Harary's "animal tic-tac-toe" considered only the "animals" corresponding to (edge-connected) polyominoes. The game could also be played with so-called "wild animals" — sets of squares which are merely corner-connected — or even with arbitrary non-contiguous shapes. Harary's game considers the free polyominoes (where for example both forms of the L-tetromino are permitted); the game could be played with one-sided polyominoes instead (such that if Player 1 is trying to form a left-handed L, forming the right-handed L would not count as a victory).

A common variation is to permit Player 2 to place two marks per turn; this changes the game from what Harary called a "(1,1)-achievement game" to a "(1,2)-achievement game." The strategy-stealing argument that applies in the $(k,k)$-achievement game does not apply in the $(k,\ell)$-achievement game. The (1,2)-achievement game may be played as a "strong" achievement game, in which Player 2 wins instantly if he forms the target shape before Player 1; or as a "weak" achievement game, in which Player 2's goal is merely to prevent Player 1 from winning.

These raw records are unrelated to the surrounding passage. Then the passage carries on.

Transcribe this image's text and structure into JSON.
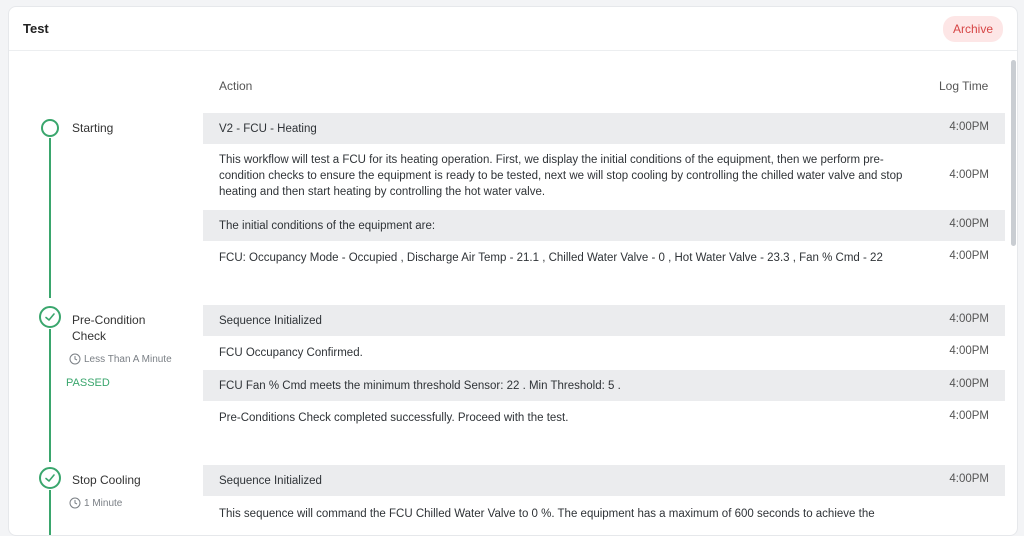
{
  "card": {
    "title": "Test",
    "archive_label": "Archive"
  },
  "columns": {
    "action": "Action",
    "log_time": "Log Time"
  },
  "steps": [
    {
      "label": "Starting",
      "state": "in-progress"
    },
    {
      "label": "Pre-Condition Check",
      "state": "done",
      "duration": "Less Than A Minute",
      "status": "PASSED"
    },
    {
      "label": "Stop Cooling",
      "state": "done",
      "duration": "1 Minute"
    }
  ],
  "rows": [
    {
      "text": "V2 - FCU - Heating",
      "time": "4:00PM"
    },
    {
      "text": "This workflow will test a FCU for its heating operation. First, we display the initial conditions of the equipment, then we perform pre-condition checks to ensure the equipment is ready to be tested, next we will stop cooling by controlling the chilled water valve and stop heating and then start heating by controlling the hot water valve.",
      "time": "4:00PM"
    },
    {
      "text": "The initial conditions of the equipment are:",
      "time": "4:00PM"
    },
    {
      "text": "FCU: Occupancy Mode - Occupied , Discharge Air Temp - 21.1 , Chilled Water Valve - 0 , Hot Water Valve - 23.3 , Fan % Cmd - 22",
      "time": "4:00PM"
    },
    {
      "text": "Sequence Initialized",
      "time": "4:00PM"
    },
    {
      "text": "FCU Occupancy Confirmed.",
      "time": "4:00PM"
    },
    {
      "text": "FCU Fan % Cmd meets the minimum threshold Sensor: 22 . Min Threshold: 5 .",
      "time": "4:00PM"
    },
    {
      "text": "Pre-Conditions Check completed successfully. Proceed with the test.",
      "time": "4:00PM"
    },
    {
      "text": "Sequence Initialized",
      "time": "4:00PM"
    },
    {
      "text": "This sequence will command the FCU Chilled Water Valve to 0 %. The equipment has a maximum of 600 seconds to achieve the",
      "time": ""
    }
  ],
  "colors": {
    "accent_green": "#3aa66d",
    "archive_text": "#d64545",
    "archive_bg": "#fde6e6",
    "row_shade": "#ebecee"
  }
}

For example, the game Connect6 (in which both players attempt to form a row of six stones, placing two per turn) is a strong (2,2)-achievement game, with a handicap of -1 (that is, Player 1 places only one stone on his first turn).

Another generalization would be to have Player 1 try to achieve one particular animal while Player 2 tries to achieve a different one: for example, Player 1 tries to achieve the I-tetromino before Player 2 achieves the I-tromino.